To the editor — Since the start of the COVID-19 pandemic, it has been clear that vaccinating the world is not only a moral priority, but also an epidemiological necessity to break the cycle of infections and mutations. Despite an impressive increase in global production towards the end of last year, we failed to produce enough doses to cover the world through most of the year, as well as to distribute those doses equitably across countries.

One year after vaccines became widely available, in January 2022, the world’s low-income countries remain largely unvaccinated, whereas high-income countries are rushing to administer third doses of mRNA vaccines in response to Omicron. Although Omicron seems to result in milder infections and fewer critical cases, it substantially escapes antibodies induced by existing vaccine doses — hence the turn to booster doses. Moreover, we face the possible emergence of new variants that may both escape immunity and be more aggressive. To withstand Omicron and prepare for future threats, the world needs to produce enough doses of the most effective, adaptable and rapidly manufacturable vaccines we have: mRNA vaccines, which have been delivering on all these fronts for the past year.

Until now, mRNA manufacturing has been controlled by three companies and their contract manufacturers, almost all of which are based in North America and Europe. This needs to change. Access to this key resource must be geographically distributed to facilities in Asia, Africa and Latin America. This would allow every region of the world to be equipped as quickly as possible with the best available defence, now and in the future. Worryingly, there is no sign that this solution will become our reality.

Why the focus on mRNA vaccines? Among the vaccine technologies on offer, the mRNA platform involves routine biochemistry — unlike traditional vaccines, which rely on biology and the production of cell-based components. This means that mRNA vaccines are easier to make. In fact, they already are being made by pharmaceutical manufacturers with no previous experience in biological pharmaceutical agents (such as Rovi, in Spain), which expands the number of companies that can potentially make them. In a recent report1, we found that over 100 companies in Asia, Africa and Latin America could manufacture mRNA vaccines, given that they currently manufacture sterile injectable products, a family of pharmaceutical products that are an indicator of potential ability to make mRNA technology.

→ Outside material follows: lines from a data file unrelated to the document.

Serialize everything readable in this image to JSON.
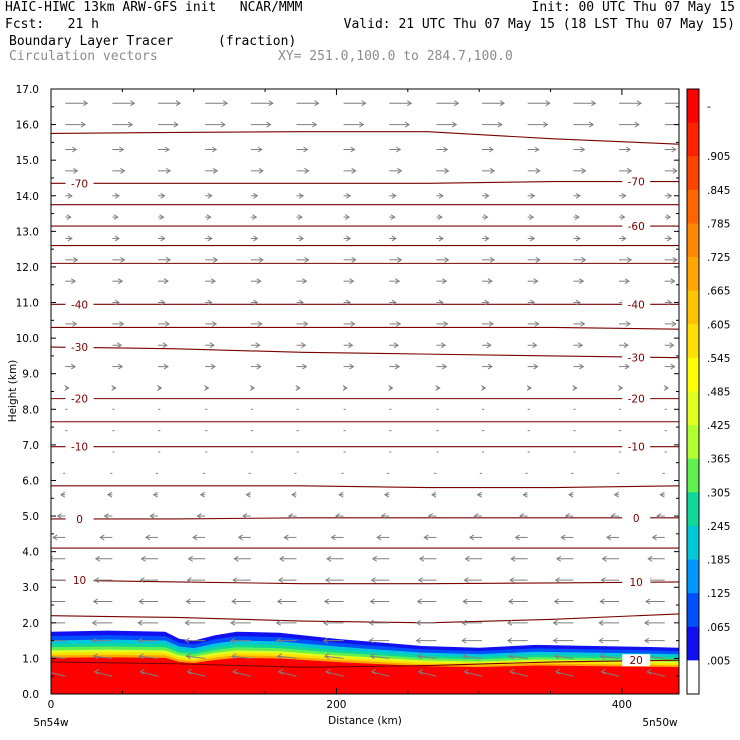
{
  "header": {
    "line1_left": "HAIC-HIWC 13km ARW-GFS init   NCAR/MMM",
    "line1_right": "Init: 00 UTC Thu 07 May 15",
    "line2_left": "Fcst:   21 h",
    "line2_right": "Valid: 21 UTC Thu 07 May 15 (18 LST Thu 07 May 15)",
    "field_name": "Boundary Layer Tracer",
    "field_units": "(fraction)",
    "vector_name": "Circulation vectors",
    "xsec_coords": "XY= 251.0,100.0 to 284.7,100.0"
  },
  "chart_data": {
    "type": "heatmap",
    "xlabel": "Distance (km)",
    "ylabel": "Height (km)",
    "xlim": [
      0,
      440
    ],
    "ylim": [
      0.0,
      17.0
    ],
    "x_ticks": [
      "0",
      "200",
      "400"
    ],
    "x_end_labels": [
      "5n54w",
      "5n50w"
    ],
    "y_ticks": [
      "0.0",
      "1.0",
      "2.0",
      "3.0",
      "4.0",
      "5.0",
      "6.0",
      "7.0",
      "8.0",
      "9.0",
      "10.0",
      "11.0",
      "12.0",
      "13.0",
      "14.0",
      "15.0",
      "16.0",
      "17.0"
    ],
    "colorbar": {
      "labels": [
        "-",
        ".905",
        ".845",
        ".785",
        ".725",
        ".665",
        ".605",
        ".545",
        ".485",
        ".425",
        ".365",
        ".305",
        ".245",
        ".185",
        ".125",
        ".065",
        ".005"
      ],
      "colors": [
        "#ff0000",
        "#ff2200",
        "#ff4400",
        "#ff6600",
        "#ff8800",
        "#ffa500",
        "#ffc400",
        "#ffe000",
        "#ffff00",
        "#e0ff20",
        "#b0ff30",
        "#60f050",
        "#10d898",
        "#00c8d8",
        "#0098ff",
        "#0050ff",
        "#1010f0",
        "#ffffff"
      ]
    },
    "tracer_top_km": [
      [
        0,
        1.75
      ],
      [
        40,
        1.78
      ],
      [
        80,
        1.75
      ],
      [
        90,
        1.55
      ],
      [
        100,
        1.5
      ],
      [
        115,
        1.65
      ],
      [
        130,
        1.75
      ],
      [
        160,
        1.72
      ],
      [
        200,
        1.55
      ],
      [
        260,
        1.35
      ],
      [
        300,
        1.3
      ],
      [
        340,
        1.38
      ],
      [
        380,
        1.35
      ],
      [
        420,
        1.32
      ],
      [
        440,
        1.3
      ]
    ],
    "contour_interval_c": 10,
    "contours": [
      {
        "value": "-70",
        "labels": [
          "-70",
          "-70"
        ],
        "y_km": [
          14.35,
          14.35,
          14.35,
          14.35,
          14.4,
          14.4
        ]
      },
      {
        "value": "-60",
        "labels": [
          "-60"
        ],
        "y_km": [
          13.15,
          13.15,
          13.15,
          13.15,
          13.15,
          13.15
        ]
      },
      {
        "value": "-40",
        "labels": [
          "-40",
          "-40"
        ],
        "y_km": [
          10.95,
          10.95,
          10.95,
          10.95,
          10.95,
          10.95
        ]
      },
      {
        "value": "-30",
        "labels": [
          "-30",
          "-30"
        ],
        "y_km": [
          9.75,
          9.7,
          9.6,
          9.55,
          9.5,
          9.45
        ]
      },
      {
        "value": "-20",
        "labels": [
          "-20",
          "-20"
        ],
        "y_km": [
          8.3,
          8.3,
          8.3,
          8.3,
          8.3,
          8.3
        ]
      },
      {
        "value": "-10",
        "labels": [
          "-10",
          "-10"
        ],
        "y_km": [
          6.95,
          6.95,
          6.95,
          6.95,
          6.95,
          6.95
        ]
      },
      {
        "value": "0",
        "labels": [
          "0",
          "0"
        ],
        "y_km": [
          4.92,
          4.92,
          4.95,
          4.95,
          4.95,
          4.95
        ]
      },
      {
        "value": "10",
        "labels": [
          "10",
          "10"
        ],
        "y_km": [
          3.2,
          3.15,
          3.1,
          3.1,
          3.12,
          3.15
        ]
      },
      {
        "value": "20",
        "labels": [
          "20"
        ],
        "y_km": [
          0.9,
          0.85,
          0.75,
          0.8,
          0.9,
          0.95
        ]
      }
    ],
    "isolines_km": [
      [
        15.75,
        15.78,
        15.8,
        15.8,
        15.6,
        15.45
      ],
      [
        13.75,
        13.75,
        13.75,
        13.75,
        13.75,
        13.75
      ],
      [
        12.6,
        12.6,
        12.6,
        12.6,
        12.6,
        12.6
      ],
      [
        12.1,
        12.1,
        12.1,
        12.1,
        12.1,
        12.1
      ],
      [
        10.3,
        10.3,
        10.3,
        10.3,
        10.3,
        10.25
      ],
      [
        7.65,
        7.65,
        7.65,
        7.65,
        7.65,
        7.65
      ],
      [
        5.85,
        5.85,
        5.85,
        5.8,
        5.8,
        5.85
      ],
      [
        4.1,
        4.1,
        4.1,
        4.1,
        4.1,
        4.1
      ],
      [
        2.2,
        2.15,
        2.05,
        2.0,
        2.1,
        2.25
      ]
    ],
    "vectors": {
      "x_km": [
        10,
        43,
        75,
        108,
        140,
        172,
        205,
        237,
        270,
        302,
        334,
        366,
        398,
        430
      ],
      "rows": [
        {
          "z_km": 16.6,
          "u": 1.0,
          "w": 0
        },
        {
          "z_km": 16.0,
          "u": 0.9,
          "w": 0
        },
        {
          "z_km": 15.3,
          "u": 0.5,
          "w": 0
        },
        {
          "z_km": 14.7,
          "u": 0.55,
          "w": 0
        },
        {
          "z_km": 14.0,
          "u": 0.3,
          "w": 0
        },
        {
          "z_km": 13.4,
          "u": 0.25,
          "w": 0
        },
        {
          "z_km": 12.8,
          "u": 0.3,
          "w": 0
        },
        {
          "z_km": 12.2,
          "u": 0.55,
          "w": 0
        },
        {
          "z_km": 11.6,
          "u": 0.45,
          "w": 0
        },
        {
          "z_km": 11.0,
          "u": 0.3,
          "w": 0
        },
        {
          "z_km": 10.4,
          "u": 0.5,
          "w": 0
        },
        {
          "z_km": 9.8,
          "u": 0.4,
          "w": 0
        },
        {
          "z_km": 9.2,
          "u": 0.45,
          "w": 0
        },
        {
          "z_km": 8.6,
          "u": 0.15,
          "w": 0
        },
        {
          "z_km": 8.0,
          "u": 0.1,
          "w": 0
        },
        {
          "z_km": 7.4,
          "u": 0.1,
          "w": 0
        },
        {
          "z_km": 6.8,
          "u": 0.1,
          "w": 0
        },
        {
          "z_km": 6.2,
          "u": -0.1,
          "w": 0
        },
        {
          "z_km": 5.6,
          "u": -0.2,
          "w": 0
        },
        {
          "z_km": 5.0,
          "u": -0.35,
          "w": 0
        },
        {
          "z_km": 4.4,
          "u": -0.55,
          "w": 0
        },
        {
          "z_km": 3.8,
          "u": -0.75,
          "w": 0
        },
        {
          "z_km": 3.2,
          "u": -0.8,
          "w": 0
        },
        {
          "z_km": 2.6,
          "u": -0.85,
          "w": 0
        },
        {
          "z_km": 2.0,
          "u": -0.9,
          "w": 0
        },
        {
          "z_km": 1.5,
          "u": -0.9,
          "w": 0
        },
        {
          "z_km": 1.0,
          "u": -0.85,
          "w": 0.1
        },
        {
          "z_km": 0.5,
          "u": -0.8,
          "w": 0.2
        }
      ]
    }
  }
}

This also means that mRNA vaccines are faster to make. It took between three and seven days to manufacture a batch of the active ingredient for the Pfizer–BioNTech vaccine, as compared to two months for an equivalent batch of the AstraZeneca vaccine2.

With the Omicron variant surging, mRNA vaccines are crucial to both the current, as well as the future, response. Data suggest that the two mRNA vaccines in use — those from Pfizer–BioNTech and Moderna — show better results as boosters than do other vaccines3. Additionally, as the need for a reformulated vaccine grows in response to Omicron, mRNA technology offers distinct advantages. In the recent past, it took Moderna 30 days to prepare a reformulated version of its vaccine for trials, as compared to 5 months for a reformulation of a biological vaccine4.

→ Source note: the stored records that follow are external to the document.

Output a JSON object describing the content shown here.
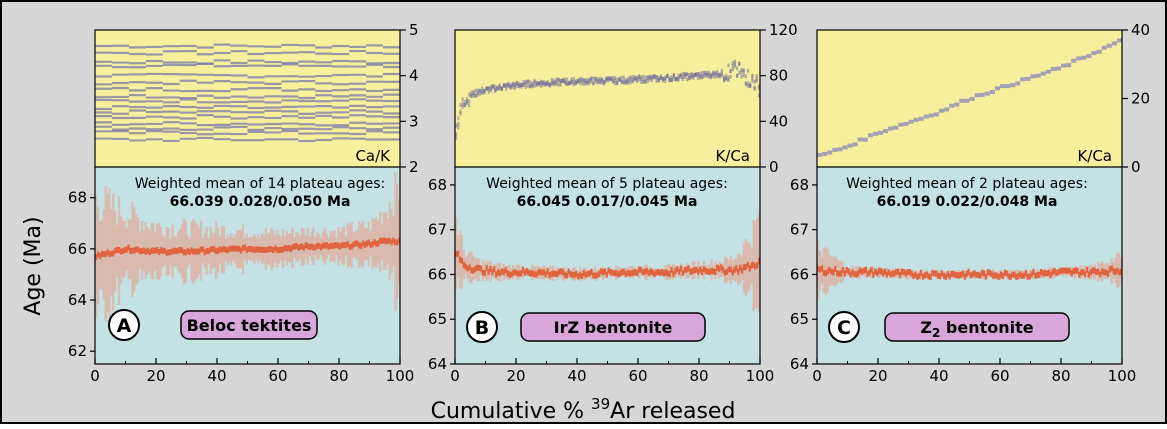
{
  "figure": {
    "y_axis_label": "Age (Ma)",
    "x_axis_label_prefix": "Cumulative % ",
    "x_axis_label_sup": "39",
    "x_axis_label_suffix": "Ar released",
    "colors": {
      "background": "#d6d6d6",
      "upper_fill": "#f8ef9c",
      "lower_fill": "#c4e1e3",
      "ratio_steps": "#6f6fa6",
      "age_steps": "#e2582f",
      "age_error": "#e8a08a",
      "sample_label_fill": "#d9a6d9"
    }
  },
  "chart_data": [
    {
      "type": "step-spectrum",
      "panel": "A",
      "sample_label": "Beloc tektites",
      "annotation_line1": "Weighted mean of 14 plateau ages:",
      "annotation_line2": "66.039 0.028/0.050 Ma",
      "xlim": [
        0,
        100
      ],
      "x_ticks": [
        0,
        20,
        40,
        60,
        80,
        100
      ],
      "ratio_label": "Ca/K",
      "ratio_ylim": [
        2,
        5
      ],
      "ratio_ticks": [
        2,
        3,
        4,
        5
      ],
      "ratio_values": [
        4.65,
        4.5,
        4.3,
        4.22,
        4.0,
        3.85,
        3.7,
        3.55,
        3.45,
        3.3,
        3.2,
        3.1,
        2.95,
        2.85,
        2.75,
        2.6
      ],
      "ratio_color": "#7a7aa8",
      "age_ylim": [
        61.5,
        69.2
      ],
      "age_ticks": [
        62,
        64,
        66,
        68
      ],
      "age_x": [
        0,
        10,
        20,
        30,
        40,
        50,
        60,
        70,
        80,
        90,
        95,
        100
      ],
      "age_y": [
        65.7,
        66.0,
        65.9,
        65.9,
        65.95,
        66.0,
        66.0,
        66.1,
        66.1,
        66.2,
        66.3,
        66.3
      ],
      "age_error": [
        2.2,
        1.4,
        1.0,
        0.9,
        0.8,
        0.7,
        0.6,
        0.6,
        0.6,
        0.7,
        1.2,
        2.2
      ]
    },
    {
      "type": "step-spectrum",
      "panel": "B",
      "sample_label": "IrZ bentonite",
      "annotation_line1": "Weighted mean of 5 plateau ages:",
      "annotation_line2": "66.045 0.017/0.045 Ma",
      "xlim": [
        0,
        100
      ],
      "x_ticks": [
        0,
        20,
        40,
        60,
        80,
        100
      ],
      "ratio_label": "K/Ca",
      "ratio_ylim": [
        0,
        120
      ],
      "ratio_ticks": [
        0,
        40,
        80,
        120
      ],
      "ratio_x": [
        0,
        3,
        8,
        15,
        25,
        40,
        55,
        70,
        80,
        88,
        92,
        95,
        98,
        100
      ],
      "ratio_y": [
        30,
        60,
        66,
        70,
        73,
        75,
        76,
        78,
        80,
        82,
        85,
        80,
        75,
        70
      ],
      "ratio_color": "#5e5e9c",
      "age_ylim": [
        64,
        68.4
      ],
      "age_ticks": [
        64,
        65,
        66,
        67,
        68
      ],
      "age_x": [
        0,
        3,
        8,
        15,
        25,
        40,
        55,
        70,
        80,
        88,
        92,
        95,
        98,
        100
      ],
      "age_y": [
        66.5,
        66.2,
        66.1,
        66.05,
        66.05,
        66.0,
        66.05,
        66.05,
        66.1,
        66.1,
        66.1,
        66.15,
        66.2,
        66.3
      ],
      "age_error": [
        0.8,
        0.3,
        0.2,
        0.15,
        0.12,
        0.12,
        0.12,
        0.12,
        0.15,
        0.2,
        0.3,
        0.5,
        0.8,
        1.0
      ]
    },
    {
      "type": "step-spectrum",
      "panel": "C",
      "sample_label_main": "Z",
      "sample_label_sub": "2",
      "sample_label_rest": " bentonite",
      "annotation_line1": "Weighted mean of 2 plateau ages:",
      "annotation_line2": "66.019 0.022/0.048 Ma",
      "xlim": [
        0,
        100
      ],
      "x_ticks": [
        0,
        20,
        40,
        60,
        80,
        100
      ],
      "ratio_label": "K/Ca",
      "ratio_ylim": [
        0,
        40
      ],
      "ratio_ticks": [
        0,
        20,
        40
      ],
      "ratio_x": [
        0,
        10,
        20,
        30,
        40,
        50,
        60,
        70,
        80,
        90,
        100
      ],
      "ratio_y": [
        3,
        6,
        10,
        13,
        16,
        20,
        23,
        26,
        29,
        33,
        37
      ],
      "ratio_color": "#8d8dba",
      "age_ylim": [
        64,
        68.4
      ],
      "age_ticks": [
        64,
        65,
        66,
        67,
        68
      ],
      "age_x": [
        0,
        10,
        20,
        30,
        40,
        50,
        60,
        70,
        80,
        90,
        100
      ],
      "age_y": [
        66.1,
        66.05,
        66.05,
        66.0,
        66.0,
        66.0,
        66.0,
        66.0,
        66.05,
        66.05,
        66.1
      ],
      "age_error": [
        0.5,
        0.12,
        0.1,
        0.08,
        0.08,
        0.08,
        0.08,
        0.08,
        0.1,
        0.12,
        0.3
      ]
    }
  ]
}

Distributing the production of mRNA vaccines across the world would serve both low-income and high-income countries. This requires Pfizer, BioNtech and Moderna to engage other capable companies in the developing world, which they have shown few signs of wanting to do. The US and German governments (who funded the development of mRNA vaccines) can do much more to encourage these companies to work with others. But international organizations aiming to increase vaccine equity also have a responsibility to more accurately understand the contours of the problem they are trying to solve, so that they can find solutions that are hiding in plain sight.

Their failure is that they think of mRNA manufacturing capacity in the developing world as something that has to be built, rather than something that already exists. When the Coalition for Epidemic Preparedness Innovations estimated vaccine manufacturing capacity across the world, they did not fully account for the differences between biological and mRNA vaccines, and thereby excluded the largest share of potential manufacturers of mRNA vaccines: manufacturers of sterile injectable products. In another instance, the World Health Organization invited expressions of interest from companies to join a series of continental mRNA manufacturing hubs; however, without any encouragement to sterile injectable manufacturers to apply, very few did — thereby reinforcing the misguided idea that mRNA vaccines can be made only by companies that are already making biological vaccines.

In the nearly two years that we have lived through the coronavirus pandemic, we have thought of mRNA vaccines as a luxury that only a few can make and have. But an examination of the evidence will force us to acknowledge that the opposite is true, and this conclusion has the potential to end the pandemic everywhere. Prolonging the delusion that companies in countries of the developing world are not ready to make mRNA vaccines may serve a handful of corporations, but it harms the world.